Visiting a preschool

My oldest one went to visit her preschool last week. I think that I was more nervous than she was. Mainly I was anxious to see who would be in the same class with her. I had written down some names when we filled in the application. To my relief all four names were there in the list of her class. This preschool group would be the biggest one in the schools's history: 94 kids (born 2009). They had divided them into four classes.

My daughter is shy. The only way she agreed to join the other kids in her class when I took her to her kindergarten friends and asked her to hold her hand. She was the most familiar person to her since they see each other almost every day. She was  also the only one from her kindergarten group that was in the same class. Three other girls had been assigned to another class. The other kids that I had wished to be in the same class with her had been in a kids' club with her a year ago. We still saw once and a while.

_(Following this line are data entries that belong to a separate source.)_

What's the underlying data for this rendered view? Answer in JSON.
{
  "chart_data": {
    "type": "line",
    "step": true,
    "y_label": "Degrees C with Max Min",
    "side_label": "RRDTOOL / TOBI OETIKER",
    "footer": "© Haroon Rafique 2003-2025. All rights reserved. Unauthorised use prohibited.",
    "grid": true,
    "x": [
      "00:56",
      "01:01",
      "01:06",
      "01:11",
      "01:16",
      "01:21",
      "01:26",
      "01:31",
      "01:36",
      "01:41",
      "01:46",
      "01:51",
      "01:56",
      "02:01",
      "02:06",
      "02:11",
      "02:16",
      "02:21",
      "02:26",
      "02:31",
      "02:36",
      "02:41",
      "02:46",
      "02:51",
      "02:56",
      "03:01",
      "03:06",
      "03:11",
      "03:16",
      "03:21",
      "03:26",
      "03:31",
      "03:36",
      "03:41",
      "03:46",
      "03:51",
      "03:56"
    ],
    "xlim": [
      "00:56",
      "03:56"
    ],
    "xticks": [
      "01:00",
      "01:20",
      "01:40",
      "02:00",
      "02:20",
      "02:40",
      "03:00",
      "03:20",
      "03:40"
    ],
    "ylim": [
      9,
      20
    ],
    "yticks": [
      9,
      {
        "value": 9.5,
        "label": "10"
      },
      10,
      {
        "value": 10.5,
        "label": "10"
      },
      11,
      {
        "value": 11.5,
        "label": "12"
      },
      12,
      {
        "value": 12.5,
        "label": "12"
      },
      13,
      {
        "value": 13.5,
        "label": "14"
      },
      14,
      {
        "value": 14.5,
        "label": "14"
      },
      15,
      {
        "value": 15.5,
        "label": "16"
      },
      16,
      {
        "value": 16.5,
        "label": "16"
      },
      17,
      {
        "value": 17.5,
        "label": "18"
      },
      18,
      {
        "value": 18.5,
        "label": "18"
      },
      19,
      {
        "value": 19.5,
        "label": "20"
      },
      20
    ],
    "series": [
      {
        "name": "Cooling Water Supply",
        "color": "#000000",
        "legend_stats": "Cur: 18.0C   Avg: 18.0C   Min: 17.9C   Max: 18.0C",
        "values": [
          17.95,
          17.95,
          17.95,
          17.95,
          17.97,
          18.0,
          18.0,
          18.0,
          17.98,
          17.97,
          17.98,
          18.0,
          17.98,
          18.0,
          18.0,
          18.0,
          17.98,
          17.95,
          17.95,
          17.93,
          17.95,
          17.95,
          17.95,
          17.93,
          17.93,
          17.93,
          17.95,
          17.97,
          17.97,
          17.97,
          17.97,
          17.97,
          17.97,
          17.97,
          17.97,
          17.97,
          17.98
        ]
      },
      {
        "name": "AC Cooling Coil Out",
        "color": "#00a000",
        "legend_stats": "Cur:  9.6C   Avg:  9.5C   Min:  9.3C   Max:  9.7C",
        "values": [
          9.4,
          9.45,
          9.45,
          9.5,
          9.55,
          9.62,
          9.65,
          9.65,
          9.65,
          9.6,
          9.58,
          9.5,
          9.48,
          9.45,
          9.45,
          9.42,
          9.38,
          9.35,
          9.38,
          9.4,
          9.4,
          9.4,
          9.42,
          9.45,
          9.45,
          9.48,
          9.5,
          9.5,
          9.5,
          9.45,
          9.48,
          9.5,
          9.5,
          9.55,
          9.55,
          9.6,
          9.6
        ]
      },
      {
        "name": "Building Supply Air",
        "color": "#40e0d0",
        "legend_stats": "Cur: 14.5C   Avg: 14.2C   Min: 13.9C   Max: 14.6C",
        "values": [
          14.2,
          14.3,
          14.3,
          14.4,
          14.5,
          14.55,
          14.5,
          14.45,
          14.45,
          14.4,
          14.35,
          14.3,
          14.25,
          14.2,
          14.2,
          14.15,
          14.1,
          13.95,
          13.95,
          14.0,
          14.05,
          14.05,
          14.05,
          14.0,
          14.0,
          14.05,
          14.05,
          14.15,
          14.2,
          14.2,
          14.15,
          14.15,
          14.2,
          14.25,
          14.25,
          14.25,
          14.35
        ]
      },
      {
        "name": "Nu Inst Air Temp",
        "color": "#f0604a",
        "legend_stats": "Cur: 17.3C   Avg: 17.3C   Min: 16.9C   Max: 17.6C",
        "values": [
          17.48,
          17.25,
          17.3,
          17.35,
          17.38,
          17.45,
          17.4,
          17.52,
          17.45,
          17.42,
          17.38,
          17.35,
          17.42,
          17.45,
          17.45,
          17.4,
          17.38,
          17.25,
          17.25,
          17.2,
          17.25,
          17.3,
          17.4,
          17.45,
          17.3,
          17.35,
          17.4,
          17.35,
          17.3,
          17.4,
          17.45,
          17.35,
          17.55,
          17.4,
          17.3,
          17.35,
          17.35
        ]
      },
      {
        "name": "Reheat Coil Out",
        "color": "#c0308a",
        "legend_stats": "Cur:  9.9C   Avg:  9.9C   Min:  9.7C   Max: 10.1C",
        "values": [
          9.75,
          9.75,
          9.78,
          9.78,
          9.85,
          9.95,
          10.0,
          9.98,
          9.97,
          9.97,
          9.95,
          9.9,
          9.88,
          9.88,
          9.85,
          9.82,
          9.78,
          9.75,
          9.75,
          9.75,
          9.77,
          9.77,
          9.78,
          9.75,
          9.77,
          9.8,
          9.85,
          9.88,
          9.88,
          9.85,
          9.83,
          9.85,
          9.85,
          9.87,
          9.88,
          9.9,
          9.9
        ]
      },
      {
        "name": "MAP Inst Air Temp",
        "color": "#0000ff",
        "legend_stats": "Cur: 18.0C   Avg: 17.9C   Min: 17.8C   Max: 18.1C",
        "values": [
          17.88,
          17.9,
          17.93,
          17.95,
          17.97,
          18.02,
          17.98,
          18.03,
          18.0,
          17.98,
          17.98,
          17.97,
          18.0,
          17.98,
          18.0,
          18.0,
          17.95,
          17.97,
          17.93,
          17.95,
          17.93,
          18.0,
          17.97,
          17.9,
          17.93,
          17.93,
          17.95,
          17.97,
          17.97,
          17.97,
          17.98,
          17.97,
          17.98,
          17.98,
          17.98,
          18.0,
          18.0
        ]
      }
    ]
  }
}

I know their families well and we are friends. But since my daughter doesn't see them often, she feels shy with them.

Anyways, everything seemed great. The only think that I wondered was that the class had 24 kids: 18 boys and 6 girls... That's quite a lot boys for a teacher. It is a good thing that there will be two adults in the class: a teacher and a school helper.

Next day I got this sms from my daughter's kindergarten friend's Mom where she told that she had switched her daughter to the class where the three other girls from the kindergarten group were. I felt...terrified... How about my daughter... How is she going to feel about this. The other mother suggested that I would also request if my daughter could change her group...

I felt confused... This was exactly the situation that I had not wanted to be in when I would need to be choosing friends for my child... At least, that is how I felt. I felt that the responsibility was too heavy... I knew that my daughter would feel more comfortable starting her preschool with the kids that she had played with this year. But on the other hand, the other kids that I had hoped to be in the same class represented the same values as our family. In ten years I would rather see my daughter hanging out with them. I prayed for wisdom. I had heard that these same groups would continue when the kids would go to school next year...

When I went to pick up our kids from the preschool, I felt nervous. How could I tell my daughter that her friend would not be in her class next fall... She had been so happy that at least she had been there from her kindergarten group... I told her. She looked angry at me and said: "Why not? She said!" A few seconds later she said, "okey," And after that she didn't mind the whole thing. I think that the reason was that none of those kindergarten girls are her "best friend". They are "just friends". Her best friend is her cousin. And if her cousin can't be there, it doesn't really matter. She will make new friends or re-bond with the old ones.

How often we Moms worry about our kids and make plans for them. Some times the responsibility feels heavy. We could just relax and enjoy the ride trusting that the matter are in God's hand.